On Tuesday 20 April 2010 04:25:01 pm Matti Airas wrote:
> On 20.04.2010 17:43, ext Mark Summerfield wrote:
> > Seems good to me. However, there needs to be a decision about whether to
> > provide the QVariant(type, object) factory function or static
> > QVariant.type() methods. I prefer the factory function.
>
> Oops, should've read more carefully. *blushes*
>
> > Also, I should have written them my Pythonically (rather than like
> >
> > C++!):
> > # static functions approach
> > QVariant.ushort(pythonObject) -> QVariant
> > QVariant.uint(pythonObject) -> QVariant
> >
> > # factory function approach (based on Richard Dale's ideas)
> > QVariant("ushort", pythonObject) -> QVariant
> > QVariant("uint", pythonObject) -> QVariant
>
> Applied this.
>
> I have to say I still prefer the former approach. It gives a fighting
> chance to syntactic checkers (as in IDEs) to detect typos and other
> errors. Also, since the underlying Qt QVariant only accepts a limited
> number of types and probably won't change too much (if at all), the
> increased versatility would be kinda wasted (if I have understood
> correctly).
>
> Furthermore, static functions is the method PyQt already uses, and if
> there are no significant advantages in either syntax, I think we ought
> to pick the more comformant one. I'd even go as far to change the
> function names as follows:
>
> QVariant.fromUInt(pythonObject) -> QVariant
>
> It's a bit uglier but that's the syntax PyQt already uses and the names
> would be identical to QVariant.Type constants.
>
> But then again, I'm hardly experienced enough on PyQt/PySide programming
> to have strong opinions about this one.

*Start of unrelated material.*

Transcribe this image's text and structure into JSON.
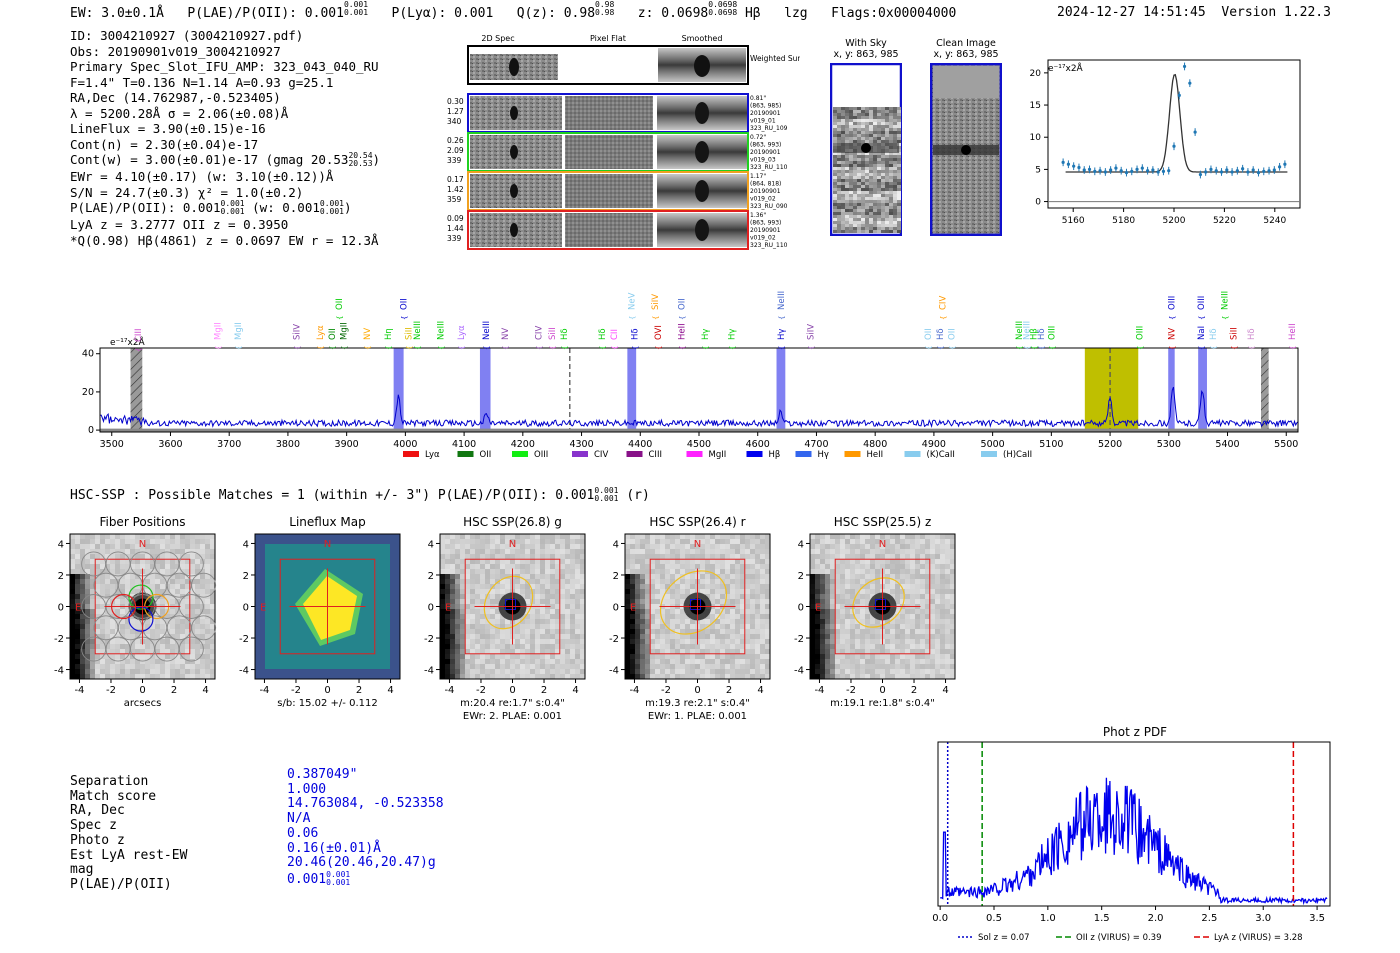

You can extend QVariants with the Qt metatype system to wrap previously
unknown types, and so if you wanted that to work, then maybe types as strings
would be easier to make extensible, instead of hard coded method names.
Although I suppose you can use meta programming to trap unknown method callls
on the QVariant class, and then assume they were type names.
I did start some of this discussion when I was talking about the problem with
QtDBus serialization that i'd had with QtRuby where we needed to force a
particular C++ type to be in a QVariant like a 'ushort'. I still can't
remember if there is anywhere else in the Qt api where you need to do it. If
there isn't, maybe it is best to design how to make QtDBus calls look most
Pythonic, as opposed to thinking about QVariants.